If released, Bloomberg says Amazon’s box will be dedicated to streaming Amazon content over the internet. This content would undoubtedly focus on material from its own Instant Video Service. For those unfamiliar with this service, it includes recent movie releases and television shows, thousands of which are available to Amazon Prime members at no additional cost beyond the yearly $79 Prime membership fee. Some of these shows, such as Downtown Abbey, are licensed exclusively to Amazon. The company would also likely allow access to Amazon Original Plots, a new content series composed of original audience-influenced movies and shows.

Aside from streaming movies and shows direct from Amazon, the box could potentially provide customers with other services. This may include allowing customers easy access to the e-store’s millions of product offerings, which Amazon has made available to smartphone and tablet users through app releases. It may also offer streaming capabilities for music. And, perhaps, the device may act as cloud-based DVR service or a platform for consumers to purchase channel content in a pay-as-you-go format.

If Amazon does release a set-top product, it will be entering what is already a crowded product field. The most popular stand-alone set-top devices include Apple TV and Roku players, which have been available to consumers for several years.
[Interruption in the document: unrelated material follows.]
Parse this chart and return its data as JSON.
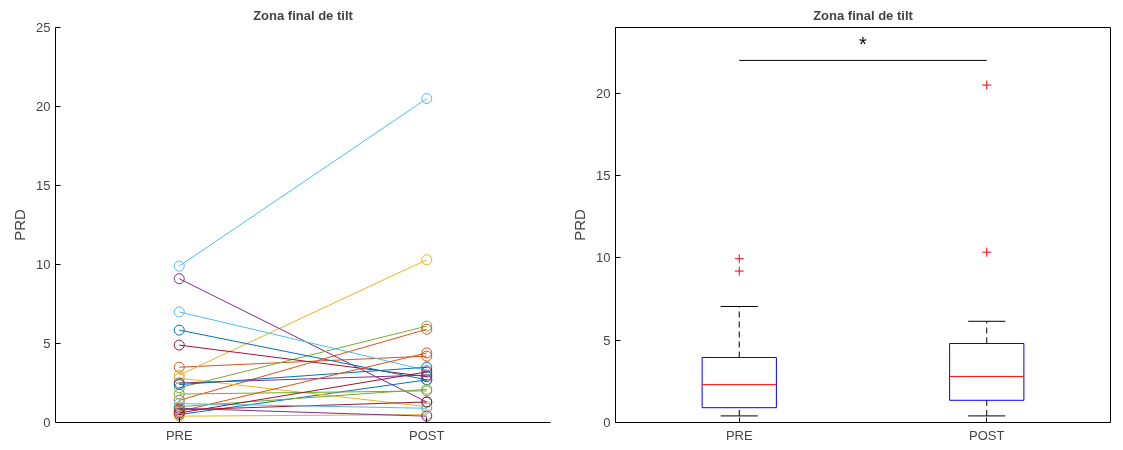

But other devices also provide consumers with access to streaming services such as Hulu, Vudu, YouTube, and Netflix. They include gaming machines (such as Playstation and Xbox) and numerous SmartTVs and blu-ray players that come preloaded with streaming services and apps that allow users to access internet based content such as Facebook.

Amazon would essentially be competing directly with other products that currently offer Amazon’s streaming service. If Amazon is able to offer more services (such as television shopping or access to exclusive Amazon video content) to their Prime Membership they may just have a home-run product that will be very attractive to a customer base that is already in place.

_Image Credit: Amazon.com
Source Credit: Bloomberg Businessweek_


----------



## snowmanick (Oct 16, 2007)

A quick note on Amazon's VOD, or at least an option they offer, that may make such a set top box more interesting.

When you buy certain Blu-ray's (maybe DVD's as well), Amazon will give you a free version of it in their streaming service. I just picked up I Am Legend on BR, and noticed this in the confirmation email for the order. I checked my streaming account, and sure enough, there it is. A nice feature that Netflix, etc, doesn't offer.


----------



## tripplej (Oct 23, 2011)

Will the streaming version of the DVD you purchase remain indefinately or is there a time limit? Reason I ask, is this is good if it stays forever in case your dvd gets lost or damaged.


----------



## snowmanick (Oct 16, 2007)

Well I checked, and disappointingly the rental expires in a month. While it is still a nice feature, I was hoping a digital copy (a la Ultra Violet) would be stored in my digital account for the very reasons you mentioned. So, while it is still nice, and allows you to view the movie right away (if you are really hankering to see it), it is not a stored copy.

Maybe eventually it will be. It would be really cool to have a feature such as that automatically done. Maybe the licensing costs are just too high to make it profitable currently?


----------